One must live under a rock to not know the precious metals have been on a bull run lately. Gold has now reached the psychologically important $2,000 level. Suffering from FOMO (Fear Of Missing Out)?
Should you, therefore, buy it now, or may be later?
A simple way to invest in gold is with the Exchange Traded Fund (ETF) called GLD (NYSE:GLD). So, let’s assess its price chart to answer the question more objectively.
Applying the Elliott Wave Principle (EWP) to this ETF, as well as several technical indicators, I find GLD is reaching maximum overbought levels. Also, it has surpassed, i.e., called “extended” in EWP terms, my
initial daily-forecasted upside targets (green boxes).
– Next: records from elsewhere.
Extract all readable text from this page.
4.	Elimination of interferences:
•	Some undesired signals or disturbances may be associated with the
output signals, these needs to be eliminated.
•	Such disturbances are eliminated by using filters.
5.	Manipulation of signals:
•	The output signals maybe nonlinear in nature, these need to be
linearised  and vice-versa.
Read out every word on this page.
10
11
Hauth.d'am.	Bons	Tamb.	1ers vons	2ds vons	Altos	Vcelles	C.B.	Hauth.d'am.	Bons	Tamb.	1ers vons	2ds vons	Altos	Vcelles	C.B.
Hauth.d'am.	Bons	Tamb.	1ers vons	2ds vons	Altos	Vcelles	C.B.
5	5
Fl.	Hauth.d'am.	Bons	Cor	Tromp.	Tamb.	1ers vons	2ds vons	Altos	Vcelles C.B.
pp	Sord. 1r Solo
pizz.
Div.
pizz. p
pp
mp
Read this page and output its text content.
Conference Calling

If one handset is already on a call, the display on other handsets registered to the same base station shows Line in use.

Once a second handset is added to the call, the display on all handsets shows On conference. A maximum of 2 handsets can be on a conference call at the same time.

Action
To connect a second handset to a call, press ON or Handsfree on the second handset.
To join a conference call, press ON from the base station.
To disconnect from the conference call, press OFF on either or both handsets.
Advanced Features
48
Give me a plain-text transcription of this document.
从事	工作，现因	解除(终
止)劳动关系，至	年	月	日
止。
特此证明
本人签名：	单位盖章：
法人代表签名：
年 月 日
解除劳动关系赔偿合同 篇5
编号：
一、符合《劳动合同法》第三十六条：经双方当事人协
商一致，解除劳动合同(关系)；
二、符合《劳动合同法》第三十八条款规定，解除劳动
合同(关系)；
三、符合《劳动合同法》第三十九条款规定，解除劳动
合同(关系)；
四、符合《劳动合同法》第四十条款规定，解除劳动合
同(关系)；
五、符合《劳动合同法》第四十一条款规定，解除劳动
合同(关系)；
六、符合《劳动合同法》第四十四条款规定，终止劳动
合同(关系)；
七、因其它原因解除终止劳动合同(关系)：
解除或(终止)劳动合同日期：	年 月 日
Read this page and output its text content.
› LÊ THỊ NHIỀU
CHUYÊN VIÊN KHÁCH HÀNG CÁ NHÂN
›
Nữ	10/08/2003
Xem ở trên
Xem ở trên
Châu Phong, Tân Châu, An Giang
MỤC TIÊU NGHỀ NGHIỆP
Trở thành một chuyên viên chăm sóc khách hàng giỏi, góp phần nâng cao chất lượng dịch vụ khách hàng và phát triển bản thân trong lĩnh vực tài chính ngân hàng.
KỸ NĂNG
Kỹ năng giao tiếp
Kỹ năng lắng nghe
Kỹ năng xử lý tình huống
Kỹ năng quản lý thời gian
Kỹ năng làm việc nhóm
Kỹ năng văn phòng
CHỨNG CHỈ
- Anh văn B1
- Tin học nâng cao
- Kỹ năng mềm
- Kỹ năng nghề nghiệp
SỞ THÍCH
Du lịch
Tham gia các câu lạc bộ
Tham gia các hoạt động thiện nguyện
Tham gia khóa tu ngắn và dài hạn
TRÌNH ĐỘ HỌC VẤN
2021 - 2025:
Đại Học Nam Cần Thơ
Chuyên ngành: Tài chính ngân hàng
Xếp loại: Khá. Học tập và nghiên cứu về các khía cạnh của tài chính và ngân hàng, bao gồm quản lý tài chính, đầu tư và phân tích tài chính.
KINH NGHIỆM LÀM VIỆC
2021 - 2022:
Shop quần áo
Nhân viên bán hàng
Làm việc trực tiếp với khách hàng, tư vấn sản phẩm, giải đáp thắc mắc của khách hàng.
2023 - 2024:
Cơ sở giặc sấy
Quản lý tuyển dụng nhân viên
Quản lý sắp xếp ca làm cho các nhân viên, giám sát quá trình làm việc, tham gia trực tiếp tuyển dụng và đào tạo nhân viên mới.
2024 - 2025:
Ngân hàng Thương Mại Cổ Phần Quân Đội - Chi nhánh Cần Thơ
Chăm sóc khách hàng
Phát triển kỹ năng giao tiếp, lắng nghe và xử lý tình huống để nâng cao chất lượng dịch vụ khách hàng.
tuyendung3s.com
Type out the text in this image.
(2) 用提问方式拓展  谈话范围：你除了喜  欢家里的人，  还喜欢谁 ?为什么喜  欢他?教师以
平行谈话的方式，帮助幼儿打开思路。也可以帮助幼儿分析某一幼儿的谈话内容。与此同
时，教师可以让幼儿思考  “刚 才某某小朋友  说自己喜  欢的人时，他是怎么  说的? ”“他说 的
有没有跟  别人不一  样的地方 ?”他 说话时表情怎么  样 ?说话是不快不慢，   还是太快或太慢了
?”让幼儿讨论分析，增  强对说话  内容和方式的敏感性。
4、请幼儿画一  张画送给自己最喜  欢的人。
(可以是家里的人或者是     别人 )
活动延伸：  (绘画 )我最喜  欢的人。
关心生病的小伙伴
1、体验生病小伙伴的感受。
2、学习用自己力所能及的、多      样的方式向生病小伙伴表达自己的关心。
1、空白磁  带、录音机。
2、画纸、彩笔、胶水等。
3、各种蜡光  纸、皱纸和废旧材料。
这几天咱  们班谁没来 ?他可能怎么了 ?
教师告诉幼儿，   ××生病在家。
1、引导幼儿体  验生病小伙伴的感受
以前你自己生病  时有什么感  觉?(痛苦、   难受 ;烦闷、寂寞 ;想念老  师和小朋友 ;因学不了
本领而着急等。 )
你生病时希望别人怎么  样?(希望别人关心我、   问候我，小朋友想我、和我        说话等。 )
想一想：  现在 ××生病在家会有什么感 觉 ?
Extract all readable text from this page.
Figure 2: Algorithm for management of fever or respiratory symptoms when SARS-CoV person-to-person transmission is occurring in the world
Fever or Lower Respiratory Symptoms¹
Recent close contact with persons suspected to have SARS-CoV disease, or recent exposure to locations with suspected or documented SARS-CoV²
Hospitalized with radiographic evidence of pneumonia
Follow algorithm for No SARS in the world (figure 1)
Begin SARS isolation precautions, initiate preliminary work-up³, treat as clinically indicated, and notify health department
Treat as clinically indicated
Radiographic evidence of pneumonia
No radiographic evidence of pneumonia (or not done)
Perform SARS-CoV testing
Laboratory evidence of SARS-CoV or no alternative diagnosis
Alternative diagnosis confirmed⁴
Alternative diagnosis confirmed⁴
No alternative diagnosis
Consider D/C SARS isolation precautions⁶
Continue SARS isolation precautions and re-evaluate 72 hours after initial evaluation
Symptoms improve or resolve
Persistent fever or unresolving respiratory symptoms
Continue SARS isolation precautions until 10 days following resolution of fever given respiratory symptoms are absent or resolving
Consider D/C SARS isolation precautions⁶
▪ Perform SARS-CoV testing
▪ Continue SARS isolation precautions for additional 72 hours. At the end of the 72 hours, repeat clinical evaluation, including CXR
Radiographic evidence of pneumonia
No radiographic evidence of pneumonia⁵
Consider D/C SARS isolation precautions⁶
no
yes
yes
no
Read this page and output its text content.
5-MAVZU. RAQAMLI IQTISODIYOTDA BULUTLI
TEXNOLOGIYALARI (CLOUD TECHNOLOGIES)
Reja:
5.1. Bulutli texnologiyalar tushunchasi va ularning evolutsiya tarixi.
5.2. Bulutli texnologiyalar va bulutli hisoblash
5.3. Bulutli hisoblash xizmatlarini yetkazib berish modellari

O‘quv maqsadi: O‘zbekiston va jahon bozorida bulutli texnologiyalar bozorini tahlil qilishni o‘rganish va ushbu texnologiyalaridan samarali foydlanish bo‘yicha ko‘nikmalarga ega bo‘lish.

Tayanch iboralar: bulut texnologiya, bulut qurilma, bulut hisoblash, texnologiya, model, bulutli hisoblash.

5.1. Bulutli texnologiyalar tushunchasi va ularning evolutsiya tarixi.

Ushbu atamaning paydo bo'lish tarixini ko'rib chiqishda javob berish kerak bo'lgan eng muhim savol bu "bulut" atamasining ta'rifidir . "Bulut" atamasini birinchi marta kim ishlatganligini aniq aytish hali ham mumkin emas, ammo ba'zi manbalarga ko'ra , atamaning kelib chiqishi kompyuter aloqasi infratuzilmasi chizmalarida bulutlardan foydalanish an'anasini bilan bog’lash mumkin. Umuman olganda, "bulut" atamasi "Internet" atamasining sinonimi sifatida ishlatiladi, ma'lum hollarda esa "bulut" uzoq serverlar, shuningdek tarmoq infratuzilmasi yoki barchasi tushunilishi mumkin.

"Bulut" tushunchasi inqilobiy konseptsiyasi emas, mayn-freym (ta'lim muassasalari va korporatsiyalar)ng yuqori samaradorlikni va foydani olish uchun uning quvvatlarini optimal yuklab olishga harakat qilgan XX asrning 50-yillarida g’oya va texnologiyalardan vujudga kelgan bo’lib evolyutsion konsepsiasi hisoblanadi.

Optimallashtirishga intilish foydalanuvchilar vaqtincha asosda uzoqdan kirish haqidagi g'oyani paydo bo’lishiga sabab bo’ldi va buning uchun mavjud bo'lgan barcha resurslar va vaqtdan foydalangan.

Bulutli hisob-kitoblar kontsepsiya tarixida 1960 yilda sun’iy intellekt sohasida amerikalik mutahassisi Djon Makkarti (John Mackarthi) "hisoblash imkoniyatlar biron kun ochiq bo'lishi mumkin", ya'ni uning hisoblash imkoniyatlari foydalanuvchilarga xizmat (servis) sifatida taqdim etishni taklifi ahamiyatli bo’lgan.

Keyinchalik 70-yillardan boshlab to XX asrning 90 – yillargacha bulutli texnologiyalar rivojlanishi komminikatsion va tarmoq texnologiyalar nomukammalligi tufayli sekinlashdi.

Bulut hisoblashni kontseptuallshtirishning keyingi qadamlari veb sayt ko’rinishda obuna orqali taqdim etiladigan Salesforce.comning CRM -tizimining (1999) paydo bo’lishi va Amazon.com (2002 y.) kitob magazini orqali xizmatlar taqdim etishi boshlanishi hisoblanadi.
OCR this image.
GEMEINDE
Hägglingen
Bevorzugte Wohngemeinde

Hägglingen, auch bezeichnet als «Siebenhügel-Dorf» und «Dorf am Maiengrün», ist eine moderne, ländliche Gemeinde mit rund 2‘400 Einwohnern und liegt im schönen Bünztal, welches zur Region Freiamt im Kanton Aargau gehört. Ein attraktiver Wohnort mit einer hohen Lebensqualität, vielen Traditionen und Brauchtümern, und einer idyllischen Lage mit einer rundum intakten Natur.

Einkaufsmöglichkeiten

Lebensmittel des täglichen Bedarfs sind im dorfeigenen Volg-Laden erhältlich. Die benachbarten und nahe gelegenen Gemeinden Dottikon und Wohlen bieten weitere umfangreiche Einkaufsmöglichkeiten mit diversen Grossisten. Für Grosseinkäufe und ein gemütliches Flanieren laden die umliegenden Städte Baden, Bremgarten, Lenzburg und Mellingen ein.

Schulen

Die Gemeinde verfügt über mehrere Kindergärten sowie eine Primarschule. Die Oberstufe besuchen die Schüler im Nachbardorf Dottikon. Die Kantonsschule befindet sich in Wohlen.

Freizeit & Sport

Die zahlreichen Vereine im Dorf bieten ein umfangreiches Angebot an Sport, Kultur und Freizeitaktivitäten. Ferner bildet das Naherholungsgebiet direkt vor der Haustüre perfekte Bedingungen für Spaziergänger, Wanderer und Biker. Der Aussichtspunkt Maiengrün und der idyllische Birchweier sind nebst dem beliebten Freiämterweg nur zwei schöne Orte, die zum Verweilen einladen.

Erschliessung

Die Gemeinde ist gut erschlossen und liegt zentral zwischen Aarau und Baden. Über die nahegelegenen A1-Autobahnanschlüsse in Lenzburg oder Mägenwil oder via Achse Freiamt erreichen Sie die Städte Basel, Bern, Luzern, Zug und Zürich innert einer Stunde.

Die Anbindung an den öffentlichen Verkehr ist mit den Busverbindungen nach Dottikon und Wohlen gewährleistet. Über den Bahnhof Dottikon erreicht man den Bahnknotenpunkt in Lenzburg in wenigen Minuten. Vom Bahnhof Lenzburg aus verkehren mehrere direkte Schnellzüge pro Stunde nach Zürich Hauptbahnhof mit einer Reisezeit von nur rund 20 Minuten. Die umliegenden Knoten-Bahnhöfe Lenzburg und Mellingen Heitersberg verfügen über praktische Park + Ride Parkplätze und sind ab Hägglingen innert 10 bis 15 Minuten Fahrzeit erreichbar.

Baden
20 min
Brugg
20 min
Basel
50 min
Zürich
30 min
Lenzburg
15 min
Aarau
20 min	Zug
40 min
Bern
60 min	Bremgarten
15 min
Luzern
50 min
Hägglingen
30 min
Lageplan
That’s a sign of a bull market: upside surprises and downside disappoints. Some negative divergences (red dotted arrows) are creeping in, foretelling us of a
potential pullback before resuming higher considering the current strength. In EWP-terms, I would label the current advance as green wave-3, the pending pullback as wave-4, and then the next more significant rally as green wave-5. See figure 1 below.
Figure 1. GLD daily candlestick chart with EWP count.
As long as the green wave-4 pullback holds the $179 level on a closing basis, I anticipate GLD to reach $197.50-213.00 for wave-5. This price target zone is rather large at this moment because I do not know yet how low wave-4 will go, and how much wave-5 will extend. The 5th waves are often between 0.618 to 1.000x the length of wave-1. Once that upper target zone is reached, it should complete red wave-iii.
GLD should then experience another (larger) pullback, wave-iv, which will hold above the green wave-4 low at ideally around $185-188, before an even more significant 5th wave to new uptrend highs (think
mid to high $200s) should take place. Thus, based on the price charts, technical indicators, and EWP, it may be more advantageous to wait for the next pullback before entering GLD. As long as $179 holds, I expect higher prices.